"You will undoubtedly be insulted, abused, and, perhaps, assaulted, to which you must pay no attention whatever, but march with your faces to the front, and pay no attention to the mob, even if they throw stones, bricks, or other missiles; but if you are fired upon and any one of you is hit, your officers will order you to fire. Do not fire into any promiscuous crowds, but select, any man whom you may see aiming at you, and be sure you drop him."

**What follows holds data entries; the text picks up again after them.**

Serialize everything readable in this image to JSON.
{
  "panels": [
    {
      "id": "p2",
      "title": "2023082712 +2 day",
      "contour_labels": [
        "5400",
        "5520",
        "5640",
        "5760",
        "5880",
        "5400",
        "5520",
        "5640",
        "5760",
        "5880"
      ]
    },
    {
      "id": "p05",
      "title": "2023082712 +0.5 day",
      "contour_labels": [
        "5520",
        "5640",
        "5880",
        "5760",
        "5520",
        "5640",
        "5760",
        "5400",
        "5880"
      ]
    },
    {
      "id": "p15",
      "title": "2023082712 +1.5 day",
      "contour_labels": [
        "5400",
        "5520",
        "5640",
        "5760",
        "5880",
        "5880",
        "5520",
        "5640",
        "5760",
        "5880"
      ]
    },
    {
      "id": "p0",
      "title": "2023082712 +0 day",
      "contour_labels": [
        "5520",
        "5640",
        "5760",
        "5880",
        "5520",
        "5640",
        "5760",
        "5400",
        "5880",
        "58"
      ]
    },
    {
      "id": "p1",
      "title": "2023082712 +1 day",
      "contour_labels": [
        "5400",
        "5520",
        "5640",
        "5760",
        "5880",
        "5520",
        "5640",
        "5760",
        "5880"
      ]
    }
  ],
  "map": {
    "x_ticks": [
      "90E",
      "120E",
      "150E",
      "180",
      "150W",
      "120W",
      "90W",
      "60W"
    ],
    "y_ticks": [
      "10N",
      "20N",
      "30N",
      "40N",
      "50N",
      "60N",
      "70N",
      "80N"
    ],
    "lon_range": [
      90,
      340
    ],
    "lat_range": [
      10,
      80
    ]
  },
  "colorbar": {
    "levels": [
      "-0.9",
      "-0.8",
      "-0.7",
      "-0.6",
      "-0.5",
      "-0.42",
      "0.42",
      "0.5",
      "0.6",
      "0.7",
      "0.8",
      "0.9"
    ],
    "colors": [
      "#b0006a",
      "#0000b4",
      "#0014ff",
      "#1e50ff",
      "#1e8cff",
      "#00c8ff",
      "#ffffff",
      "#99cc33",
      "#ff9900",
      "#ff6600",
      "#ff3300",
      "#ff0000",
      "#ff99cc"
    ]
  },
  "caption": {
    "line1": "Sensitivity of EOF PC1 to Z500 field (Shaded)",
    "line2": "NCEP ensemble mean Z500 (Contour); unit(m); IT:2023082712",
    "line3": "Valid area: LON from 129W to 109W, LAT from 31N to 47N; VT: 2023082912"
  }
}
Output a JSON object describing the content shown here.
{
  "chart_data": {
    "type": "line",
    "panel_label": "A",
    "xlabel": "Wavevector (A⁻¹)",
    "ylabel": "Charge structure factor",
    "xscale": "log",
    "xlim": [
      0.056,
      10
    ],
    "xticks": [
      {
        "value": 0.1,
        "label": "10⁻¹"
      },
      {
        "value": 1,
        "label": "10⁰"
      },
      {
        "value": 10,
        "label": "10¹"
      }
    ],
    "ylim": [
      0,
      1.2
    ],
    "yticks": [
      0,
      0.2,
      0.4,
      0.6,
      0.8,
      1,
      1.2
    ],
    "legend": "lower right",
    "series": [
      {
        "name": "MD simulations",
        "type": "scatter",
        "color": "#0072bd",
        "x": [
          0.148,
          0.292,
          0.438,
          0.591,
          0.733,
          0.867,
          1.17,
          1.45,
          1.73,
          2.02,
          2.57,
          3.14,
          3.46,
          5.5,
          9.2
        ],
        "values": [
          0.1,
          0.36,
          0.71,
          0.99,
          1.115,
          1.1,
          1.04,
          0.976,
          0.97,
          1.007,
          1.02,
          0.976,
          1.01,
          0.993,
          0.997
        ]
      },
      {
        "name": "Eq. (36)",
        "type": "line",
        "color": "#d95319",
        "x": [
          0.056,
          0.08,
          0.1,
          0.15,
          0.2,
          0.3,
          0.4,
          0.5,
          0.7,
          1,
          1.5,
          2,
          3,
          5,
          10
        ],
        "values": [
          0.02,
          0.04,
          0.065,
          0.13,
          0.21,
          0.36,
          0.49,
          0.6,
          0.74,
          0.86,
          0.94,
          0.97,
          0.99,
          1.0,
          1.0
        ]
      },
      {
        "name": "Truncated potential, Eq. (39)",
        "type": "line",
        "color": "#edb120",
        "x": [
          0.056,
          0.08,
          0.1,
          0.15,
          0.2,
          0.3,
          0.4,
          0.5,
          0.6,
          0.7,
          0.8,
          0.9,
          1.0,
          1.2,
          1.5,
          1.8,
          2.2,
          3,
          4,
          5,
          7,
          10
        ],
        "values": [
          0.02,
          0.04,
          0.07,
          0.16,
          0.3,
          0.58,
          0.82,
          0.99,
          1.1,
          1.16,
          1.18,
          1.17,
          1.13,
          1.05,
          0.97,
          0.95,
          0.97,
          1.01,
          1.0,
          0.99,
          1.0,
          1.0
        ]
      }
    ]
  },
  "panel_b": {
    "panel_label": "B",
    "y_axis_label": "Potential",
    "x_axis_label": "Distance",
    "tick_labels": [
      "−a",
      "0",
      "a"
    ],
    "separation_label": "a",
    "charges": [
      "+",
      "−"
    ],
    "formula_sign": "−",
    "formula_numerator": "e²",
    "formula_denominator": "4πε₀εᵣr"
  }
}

“The despot's heel is on thy shore,
Maryland, my Maryland!
His torch is at thy temple door,
Maryland, my Maryland!
Avenge the patriotic gore
That flecked the streets of Baltimore,
And be the battle queen of yore,
Maryland! My Maryland!
Dear Mother! burst the tyrant's chain,
Maryland, my Maryland!
Virginia should not call in vain,
Maryland, my Maryland!
She meets her sisters on the plain-
"Sic semper!" 'tis the proud refrain
That baffles minions back amain,
Maryland! My Maryland!
I hear the distant thunder-hum,
Maryland, my Maryland!
The Old Line's bugle, fife, and drum,
Maryland, my Maryland!
She is not dead, nor deaf, nor dumb-
Huzza! she spurns the Northern scum!
She breathes! she burns! she'll come! she'll come!
Maryland! My Maryland!”
"When I looked out in the morning, I could not help being struck by an odd and not pleasant coincidence. On that day forty-seven years before my grandfather, Mr. Francis Scott Key, then prisoner on a British ship, had witnessed the bombardment of Fort McHenry. When on the following morning the hostile fleet drew off, defeated, he wrote the song so long popular throughout the country, the Star Spangled Banner. As I stood upon the very scene of that conflict, I could not but contrast my position with his, forty-seven years before. The flag which he had then so proudly hailed, I saw waving at the same place over the victims of as vulgar and brutal a despotism as modern times have witnessed."